斎場を出る時、彼女の母親に呼び止められる。
「これを、あなたに返してほしいと頼まれていたの」
受験勉強の時、セツナに貸していたノートだった。
すっかり存在を忘れていた。
彼女の母親は、優しい笑みを浮かべる。
「受験するって聞いた時、驚いたわ」
「申し訳ありません。僕がけしかけたんです」
「謝らないでください。むしろ感謝してるわ」
「結局、何も変えられませんでした」
セツナの母親は、首を大きく横に振る。
「そんなことありません」
「残された時間を無駄にしただけですよ」
僕は歯を食いしばり、下を向いた。
彼女の母親は、僕の肩にそっと手を置く。
「セツナはあなたに救われた。
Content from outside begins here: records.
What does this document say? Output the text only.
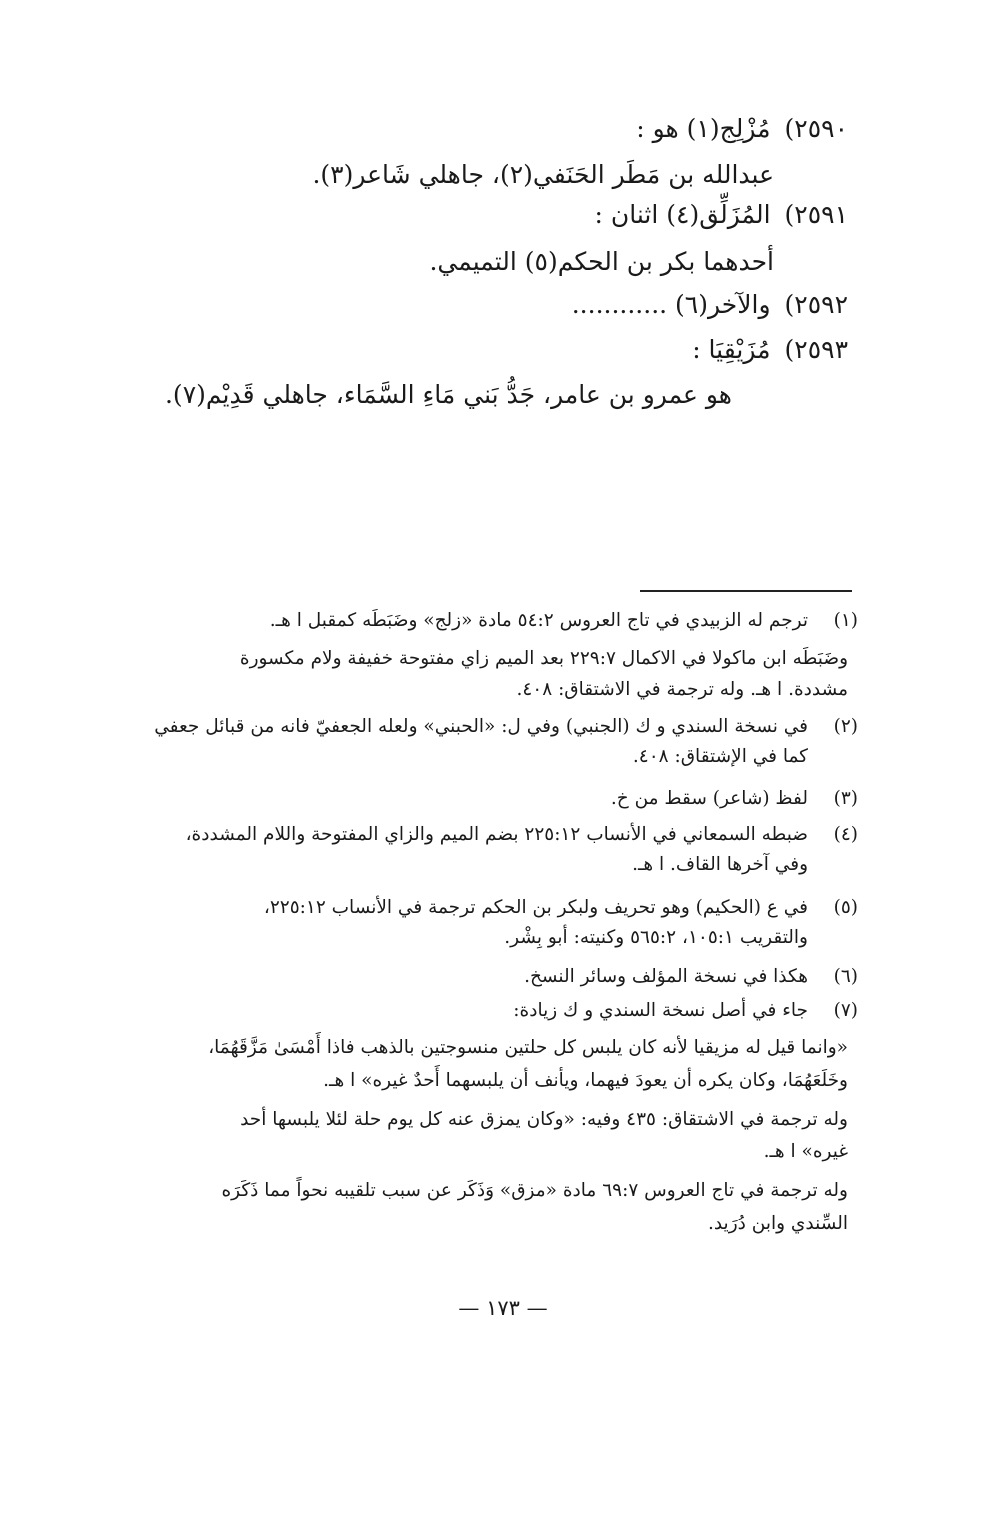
٢٥٩٠)مُزْلِج(١) هو :
عبدالله بن مَطَر الحَنَفي(٢)، جاهلي شَاعر(٣).
٢٥٩١)المُزَلِّق(٤) اثنان :
أحدهما بكر بن الحكم(٥) التميمي.
٢٥٩٢)والآخر(٦) ............
٢٥٩٣)مُزَيْقِيَا :
هو عمرو بن عامر، جَدُّ بَني مَاءِ السَّمَاء، جاهلي قَدِيْم(٧).
(١)
ترجم له الزبيدي في تاج العروس ٥٤:٢ مادة «زلج» وضَبَطَه كمقبل ا هـ.
وضَبَطَه ابن ماكولا في الاكمال ٢٢٩:٧ بعد الميم زاي مفتوحة خفيفة ولام مكسورة
مشددة. ا هـ. وله ترجمة في الاشتقاق: ٤٠٨.
(٢)
في نسخة السندي و ك (الجنبي) وفي ل: «الحبني» ولعله الجعفيّ فانه من قبائل جعفي
كما في الإشتقاق: ٤٠٨.
(٣)
لفظ (شاعر) سقط من خ.
(٤)
ضبطه السمعاني في الأنساب ٢٢٥:١٢ بضم الميم والزاي المفتوحة واللام المشددة،
وفي آخرها القاف. ا هـ.
(٥)
في ع (الحكيم) وهو تحريف ولبكر بن الحكم ترجمة في الأنساب ٢٢٥:١٢،
والتقريب ١٠٥:١، ٥٦٥:٢ وكنيته: أبو بِشْر.
(٦)
هكذا في نسخة المؤلف وسائر النسخ.
(٧)
جاء في أصل نسخة السندي و ك زيادة:
«وانما قيل له مزيقيا لأنه كان يلبس كل حلتين منسوجتين بالذهب فاذا أَمْسَىٰ مَزَّقَهُمَا،
وخَلَعَهُمَا، وكان يكره أن يعودَ فيهما، ويأنف أن يلبسهما أَحدٌ غيره» ا هـ.
وله ترجمة في الاشتقاق: ٤٣٥ وفيه: «وكان يمزق عنه كل يوم حلة لئلا يلبسها أحد
غيره» ا هـ.
وله ترجمة في تاج العروس ٦٩:٧ مادة «مزق» وَذَكَر عن سبب تلقيبه نحواً مما ذَكَرَه
السِّندي وابن دُرَيد.
— ١٧٣ —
だって、あの子の余命は――」
彼女の母親の言葉に、耳を疑った。
家に戻ると、僕はおろしたてのスーツを丁寧にハンガーへかけた。
ベッドに腰を下ろし、ノートを開く。
彼女がよく間違っていた公式に、桜色の蛍光ペンが引かれていた。
たまに、恐ろしく下手な犬のイラストが描かれていた。
犬は、『ここがポイント』と人間の言葉をつぶやいている。
「勝手に落書きしやがって」
僕は苦笑し、ノートを閉じようとした。
その時、最後のページに何か書かれていることに気づく。
『楽しかった』
セツナから僕に宛てた、たった五文字の手紙。
あの夏、校舎の屋上で彼女に声をかけられた時のことを思い出す。
『お前にだけ私の秘密を教えてやる』
まったく、嘘ばかりつきやがって。
セツナの母親は言った。
『あの子の余命は、二月までと言われていたの』
彼女はずっと秘密にしていたのだ――本当の余命を。
もし彼女が冬にいなくなれば、僕は驚いたに違いない。
そして、彼女が後悔しない生き方をしていたと気づく。
将来ばかり見ていた僕を、変えるきっかけになっただろう。
「悪くない計画だが、詰めが甘い」
彼女の計画は失敗に終わった。
僕とセツナ、お互いが変わってしまったのだから。
ざまあみろだ。
「こちらこそ、楽しかったよ」
僕はノートを閉じる。
そして、明け方まで声を出さずに泣いた。